Collins asserts that awareness is growing for how the wealthy utilize legal loopholes to defend their wealth; however, I will argue that confusing tax-structures and a lack of clarity from the government is resulting in the opposite effect. While Rational Choice Theory in relation to taxes infers that people should approve increasing taxes that they don’t have to pay themselves, this does not always hold true. For example, “the highest rates of opposition to inheritance tax were among unskilled workers and the unemployed (social class DE) who were the least likely of any social class group to potentially pay the tax” (Rowlingson 433). Another common misconception lies in how the wealthy spend their money, and contrary to common knowledge, it is not cash. Most billionaires hold enormous wealth in securities like stocks. With current legislation, they pay zero taxes when these securities appreciate in value, therefore allowing the rich to grow enormous wealth — tax free — in perpetuity. You may be wondering how rich people spend if they never sell their shares. Large banks like Morgan Stanely have billions of dollars worth of security-backed lines of credit, so billionaires like Elon Musk and Jeff Bezos can take out cash loans worth between 50 and 100 percent of their assets, while using their assets as collateral. What this means is that they can use credit to buy boats, homes, and vacations, while paying back these loans once their untaxed assets appreciate. It is the responsibility of the government to close this loophole, as well as many forms of corporations and trusts that allow billionaires to avoid taxes by becoming stateless. The single most important piece of leverage the federal government has over states is to enact nationwide legislation requiring disclosure of beneficial ownership information. Although states like Delaware oppose such transparency and are intertwined with federal politics, increasing lawsuits from other states and attention from senators put regulation within a reasonable grasp. When loopholes are extinguished, the Wealth Defense Industry can focus on more meaningful and impactful work such as impact investing.

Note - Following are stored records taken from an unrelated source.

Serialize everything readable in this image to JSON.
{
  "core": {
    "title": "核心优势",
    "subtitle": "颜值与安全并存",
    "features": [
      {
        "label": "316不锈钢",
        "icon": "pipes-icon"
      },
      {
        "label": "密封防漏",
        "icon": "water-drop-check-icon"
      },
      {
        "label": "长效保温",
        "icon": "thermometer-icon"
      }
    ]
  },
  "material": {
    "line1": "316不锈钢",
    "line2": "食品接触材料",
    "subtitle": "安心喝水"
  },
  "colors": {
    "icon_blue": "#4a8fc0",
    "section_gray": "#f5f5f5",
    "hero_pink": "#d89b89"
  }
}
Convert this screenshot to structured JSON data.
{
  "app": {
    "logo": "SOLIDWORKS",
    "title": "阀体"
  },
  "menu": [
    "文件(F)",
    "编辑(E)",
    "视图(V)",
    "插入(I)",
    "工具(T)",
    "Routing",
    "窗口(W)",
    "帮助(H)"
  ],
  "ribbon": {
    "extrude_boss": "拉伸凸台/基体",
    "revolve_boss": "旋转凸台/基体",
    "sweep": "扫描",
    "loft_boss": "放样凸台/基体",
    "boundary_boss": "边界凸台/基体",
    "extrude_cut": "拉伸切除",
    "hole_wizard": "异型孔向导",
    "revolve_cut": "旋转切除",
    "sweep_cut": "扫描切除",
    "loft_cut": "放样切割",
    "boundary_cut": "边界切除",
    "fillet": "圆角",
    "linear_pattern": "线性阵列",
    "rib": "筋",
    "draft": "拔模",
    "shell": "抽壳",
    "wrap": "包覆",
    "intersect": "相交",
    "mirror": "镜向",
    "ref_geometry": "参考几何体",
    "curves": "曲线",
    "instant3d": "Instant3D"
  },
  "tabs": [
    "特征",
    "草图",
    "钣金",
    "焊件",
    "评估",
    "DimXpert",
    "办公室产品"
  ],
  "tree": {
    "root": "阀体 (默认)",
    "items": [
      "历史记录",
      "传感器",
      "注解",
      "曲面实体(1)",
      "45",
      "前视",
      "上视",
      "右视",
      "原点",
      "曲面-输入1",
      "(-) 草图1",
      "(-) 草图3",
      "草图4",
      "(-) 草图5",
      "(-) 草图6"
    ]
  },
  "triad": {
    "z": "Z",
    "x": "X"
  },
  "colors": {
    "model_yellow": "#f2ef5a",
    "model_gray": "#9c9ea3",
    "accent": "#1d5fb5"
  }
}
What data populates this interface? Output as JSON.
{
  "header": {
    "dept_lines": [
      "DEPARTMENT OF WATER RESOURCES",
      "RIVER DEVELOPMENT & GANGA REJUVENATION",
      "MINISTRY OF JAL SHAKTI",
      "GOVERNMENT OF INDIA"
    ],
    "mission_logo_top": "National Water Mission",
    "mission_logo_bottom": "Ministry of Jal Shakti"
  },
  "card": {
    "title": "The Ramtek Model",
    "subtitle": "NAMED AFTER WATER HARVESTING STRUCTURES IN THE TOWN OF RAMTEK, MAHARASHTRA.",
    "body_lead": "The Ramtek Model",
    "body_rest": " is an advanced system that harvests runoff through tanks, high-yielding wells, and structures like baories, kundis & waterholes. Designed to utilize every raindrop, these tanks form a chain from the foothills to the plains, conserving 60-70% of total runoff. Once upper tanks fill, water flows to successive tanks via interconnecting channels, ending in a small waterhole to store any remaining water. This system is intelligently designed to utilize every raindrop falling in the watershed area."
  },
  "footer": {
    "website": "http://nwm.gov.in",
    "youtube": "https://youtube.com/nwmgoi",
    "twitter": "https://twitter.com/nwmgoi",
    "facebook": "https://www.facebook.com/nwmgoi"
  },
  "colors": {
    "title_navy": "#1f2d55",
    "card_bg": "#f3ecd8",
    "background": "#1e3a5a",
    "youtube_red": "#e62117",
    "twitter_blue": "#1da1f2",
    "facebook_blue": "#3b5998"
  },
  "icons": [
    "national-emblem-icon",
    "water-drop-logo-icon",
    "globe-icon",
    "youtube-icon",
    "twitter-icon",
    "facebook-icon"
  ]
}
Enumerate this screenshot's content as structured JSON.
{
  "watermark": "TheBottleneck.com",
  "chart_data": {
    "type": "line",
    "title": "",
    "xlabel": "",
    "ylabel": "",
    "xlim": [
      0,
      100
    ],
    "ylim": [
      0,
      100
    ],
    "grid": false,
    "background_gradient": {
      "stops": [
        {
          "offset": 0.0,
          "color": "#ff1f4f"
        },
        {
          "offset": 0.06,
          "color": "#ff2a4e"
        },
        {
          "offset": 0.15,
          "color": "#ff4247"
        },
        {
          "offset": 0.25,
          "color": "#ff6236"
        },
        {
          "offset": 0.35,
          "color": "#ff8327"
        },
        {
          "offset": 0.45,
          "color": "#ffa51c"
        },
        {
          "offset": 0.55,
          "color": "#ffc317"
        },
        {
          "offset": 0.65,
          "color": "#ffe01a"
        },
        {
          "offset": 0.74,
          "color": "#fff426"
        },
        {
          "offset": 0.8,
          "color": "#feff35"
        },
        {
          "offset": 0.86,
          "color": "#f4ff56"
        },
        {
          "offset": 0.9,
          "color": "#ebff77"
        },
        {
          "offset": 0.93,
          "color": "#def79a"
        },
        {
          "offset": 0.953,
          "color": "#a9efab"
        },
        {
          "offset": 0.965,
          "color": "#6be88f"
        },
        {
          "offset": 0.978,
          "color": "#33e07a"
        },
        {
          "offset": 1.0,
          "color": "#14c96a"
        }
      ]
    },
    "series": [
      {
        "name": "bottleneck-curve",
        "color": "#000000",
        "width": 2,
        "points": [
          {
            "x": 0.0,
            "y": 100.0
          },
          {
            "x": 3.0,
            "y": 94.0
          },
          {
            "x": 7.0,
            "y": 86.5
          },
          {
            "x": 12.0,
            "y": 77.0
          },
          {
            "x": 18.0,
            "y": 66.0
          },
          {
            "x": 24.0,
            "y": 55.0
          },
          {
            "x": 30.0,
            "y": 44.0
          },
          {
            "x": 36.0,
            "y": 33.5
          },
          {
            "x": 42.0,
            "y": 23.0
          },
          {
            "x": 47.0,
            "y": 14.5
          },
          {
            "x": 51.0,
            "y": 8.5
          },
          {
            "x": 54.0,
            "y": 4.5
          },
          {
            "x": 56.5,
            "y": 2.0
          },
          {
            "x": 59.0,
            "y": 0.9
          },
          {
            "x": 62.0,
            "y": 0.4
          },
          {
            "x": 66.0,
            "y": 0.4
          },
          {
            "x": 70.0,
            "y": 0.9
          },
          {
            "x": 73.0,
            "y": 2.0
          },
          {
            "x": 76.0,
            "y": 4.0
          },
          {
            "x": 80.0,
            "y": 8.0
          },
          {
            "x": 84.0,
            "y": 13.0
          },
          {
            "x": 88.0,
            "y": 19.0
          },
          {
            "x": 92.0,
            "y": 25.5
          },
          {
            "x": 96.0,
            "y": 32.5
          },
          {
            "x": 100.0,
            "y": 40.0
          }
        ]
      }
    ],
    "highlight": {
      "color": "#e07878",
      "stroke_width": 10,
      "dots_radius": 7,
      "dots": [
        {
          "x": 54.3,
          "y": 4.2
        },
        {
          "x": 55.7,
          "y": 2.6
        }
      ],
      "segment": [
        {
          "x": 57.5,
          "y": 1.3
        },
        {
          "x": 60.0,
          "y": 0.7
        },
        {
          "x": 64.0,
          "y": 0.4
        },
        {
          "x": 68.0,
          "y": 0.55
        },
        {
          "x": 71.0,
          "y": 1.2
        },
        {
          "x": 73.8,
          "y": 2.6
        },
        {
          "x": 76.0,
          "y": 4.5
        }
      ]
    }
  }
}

As I move closer towards graduating from the University of Southern California, I find myself at a horizon looking over my future career path in the financial services industry. Despite the discouraging words of Collins, his work is integral to bringing awareness to the stark wealth inequality that grows with the use of tax avoidance loopholes. I encounter hope in the growing number of politicians within the government who are taking offense on wealth defense by pushing for legislation to suppress these loopholes. With the looming threat of climate change, population growth, and inequality in the next decade, we must not focus on wealth hoarding, but rather wealth giving to create a more equitable and sustainable humanity.